If $\alpha$ and $\beta$ are roots of $x^2+px+q=0$ and $(\alpha)^4$ and $(\beta)^4$ are the roots of the equation $x^2-rx+s$ then the equation $x^2-4qx+2q^2-r=0$ has always
(A)two real roots (B)two positive roots (C)two negative roots (D)one positive and one negative root
Source:JEE 1990
Ok this one seems quite tricky.I have found sum of roots and product of roots to the first two equations.But how can I incorporate them to find the nature of root of the third?
$r=\alpha^4+\beta^4=(p^2-2q)^2-2q^2=p^4-4p^2q+2q^2 $ . So
$2q^2-r=(4q-p^2)p^2=-D_{1}p^2$ where $D_1$ is the deicriminant of the first equation $D_1=p^2-4q$
Now $D_3=16q^2-4(2q^2-r)=8q^2+4r=4(p^2-2q)^2$ . So equation will have two real roots.

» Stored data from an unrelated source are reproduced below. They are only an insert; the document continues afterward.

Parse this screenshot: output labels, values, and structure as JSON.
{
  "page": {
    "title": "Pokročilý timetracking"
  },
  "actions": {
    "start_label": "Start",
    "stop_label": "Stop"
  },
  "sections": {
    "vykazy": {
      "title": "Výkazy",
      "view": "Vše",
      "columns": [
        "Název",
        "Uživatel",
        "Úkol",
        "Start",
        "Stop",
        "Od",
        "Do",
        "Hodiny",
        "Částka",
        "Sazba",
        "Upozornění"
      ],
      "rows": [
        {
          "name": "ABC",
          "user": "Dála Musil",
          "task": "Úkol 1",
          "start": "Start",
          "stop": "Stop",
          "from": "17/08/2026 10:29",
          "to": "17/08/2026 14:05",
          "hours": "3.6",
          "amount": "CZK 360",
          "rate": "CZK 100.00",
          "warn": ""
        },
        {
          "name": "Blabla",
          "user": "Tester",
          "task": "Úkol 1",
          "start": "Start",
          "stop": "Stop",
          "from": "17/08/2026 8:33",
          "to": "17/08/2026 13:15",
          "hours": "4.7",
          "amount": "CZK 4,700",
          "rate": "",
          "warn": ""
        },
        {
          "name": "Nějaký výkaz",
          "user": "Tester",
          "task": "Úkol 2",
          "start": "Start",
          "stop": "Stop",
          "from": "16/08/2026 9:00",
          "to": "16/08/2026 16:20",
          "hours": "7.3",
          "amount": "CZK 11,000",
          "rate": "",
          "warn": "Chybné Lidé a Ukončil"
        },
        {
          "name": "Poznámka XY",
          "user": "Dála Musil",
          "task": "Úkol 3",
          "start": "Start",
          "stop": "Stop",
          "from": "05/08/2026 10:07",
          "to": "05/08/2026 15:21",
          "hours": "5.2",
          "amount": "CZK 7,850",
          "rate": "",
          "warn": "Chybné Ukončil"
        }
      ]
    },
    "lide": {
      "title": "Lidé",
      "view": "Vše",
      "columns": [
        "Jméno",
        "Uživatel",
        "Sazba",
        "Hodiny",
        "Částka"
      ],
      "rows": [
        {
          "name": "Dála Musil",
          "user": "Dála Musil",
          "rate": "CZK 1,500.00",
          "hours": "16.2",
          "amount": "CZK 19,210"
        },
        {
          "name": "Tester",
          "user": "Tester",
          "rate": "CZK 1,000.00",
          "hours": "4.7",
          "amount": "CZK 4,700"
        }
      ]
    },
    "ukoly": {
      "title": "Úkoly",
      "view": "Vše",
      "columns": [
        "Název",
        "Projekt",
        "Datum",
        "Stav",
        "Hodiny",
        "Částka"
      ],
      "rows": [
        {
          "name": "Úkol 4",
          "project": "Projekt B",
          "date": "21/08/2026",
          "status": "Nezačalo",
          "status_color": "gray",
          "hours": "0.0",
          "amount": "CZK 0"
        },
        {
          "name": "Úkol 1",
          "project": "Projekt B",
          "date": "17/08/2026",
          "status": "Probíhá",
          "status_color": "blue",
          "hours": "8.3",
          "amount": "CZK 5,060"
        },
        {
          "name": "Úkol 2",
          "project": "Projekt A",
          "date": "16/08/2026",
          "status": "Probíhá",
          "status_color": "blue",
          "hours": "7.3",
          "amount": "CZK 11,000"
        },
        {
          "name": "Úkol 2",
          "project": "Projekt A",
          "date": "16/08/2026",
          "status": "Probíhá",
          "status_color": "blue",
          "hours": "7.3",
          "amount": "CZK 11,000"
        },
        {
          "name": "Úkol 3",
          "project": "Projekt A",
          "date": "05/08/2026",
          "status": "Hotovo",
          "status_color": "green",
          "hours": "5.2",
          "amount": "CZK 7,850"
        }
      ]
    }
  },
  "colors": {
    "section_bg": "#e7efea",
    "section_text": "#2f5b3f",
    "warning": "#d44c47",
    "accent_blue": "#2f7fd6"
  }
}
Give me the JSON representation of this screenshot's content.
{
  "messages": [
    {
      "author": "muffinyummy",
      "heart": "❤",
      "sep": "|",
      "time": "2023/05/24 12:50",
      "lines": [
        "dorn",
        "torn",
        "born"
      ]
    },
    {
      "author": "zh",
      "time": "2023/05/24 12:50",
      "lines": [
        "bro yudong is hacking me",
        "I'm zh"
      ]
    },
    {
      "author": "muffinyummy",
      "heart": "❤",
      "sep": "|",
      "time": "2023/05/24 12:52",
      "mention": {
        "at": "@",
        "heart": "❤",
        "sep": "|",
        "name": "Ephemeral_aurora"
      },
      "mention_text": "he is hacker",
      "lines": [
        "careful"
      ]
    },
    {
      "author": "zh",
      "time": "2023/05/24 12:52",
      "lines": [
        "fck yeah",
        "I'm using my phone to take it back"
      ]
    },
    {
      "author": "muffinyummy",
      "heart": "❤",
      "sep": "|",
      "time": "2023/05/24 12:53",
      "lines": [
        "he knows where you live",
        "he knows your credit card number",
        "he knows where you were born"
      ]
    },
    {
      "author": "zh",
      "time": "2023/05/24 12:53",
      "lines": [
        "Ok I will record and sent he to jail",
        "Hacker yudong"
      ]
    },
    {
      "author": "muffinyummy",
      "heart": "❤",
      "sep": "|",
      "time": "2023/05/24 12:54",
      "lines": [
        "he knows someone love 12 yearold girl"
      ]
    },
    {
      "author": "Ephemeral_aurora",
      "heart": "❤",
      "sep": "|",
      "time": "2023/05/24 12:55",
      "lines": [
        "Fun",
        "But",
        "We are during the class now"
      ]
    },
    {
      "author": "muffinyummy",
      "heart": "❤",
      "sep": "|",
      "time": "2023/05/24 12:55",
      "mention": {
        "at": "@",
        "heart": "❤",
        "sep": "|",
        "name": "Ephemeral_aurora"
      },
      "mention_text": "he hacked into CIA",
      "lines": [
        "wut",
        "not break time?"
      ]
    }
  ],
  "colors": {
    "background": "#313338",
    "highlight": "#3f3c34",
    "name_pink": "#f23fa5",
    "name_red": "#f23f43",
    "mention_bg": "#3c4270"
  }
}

Now find the exact roots of the third equation by quadratioc formulae -:
$l=\frac{4q-2(p^2-2q)}{2}=4q-p^2$ & $m=\frac{4q+2(p^2-2q)}{2}=p^2$
Now if $\alpha,\beta$ are real then $p^2-4q>0$ which means third equation has one positive and one negative root. Otherwise it has both positive roots.
So $A,B$ & $D$ are correct options
Hope this will be helpful !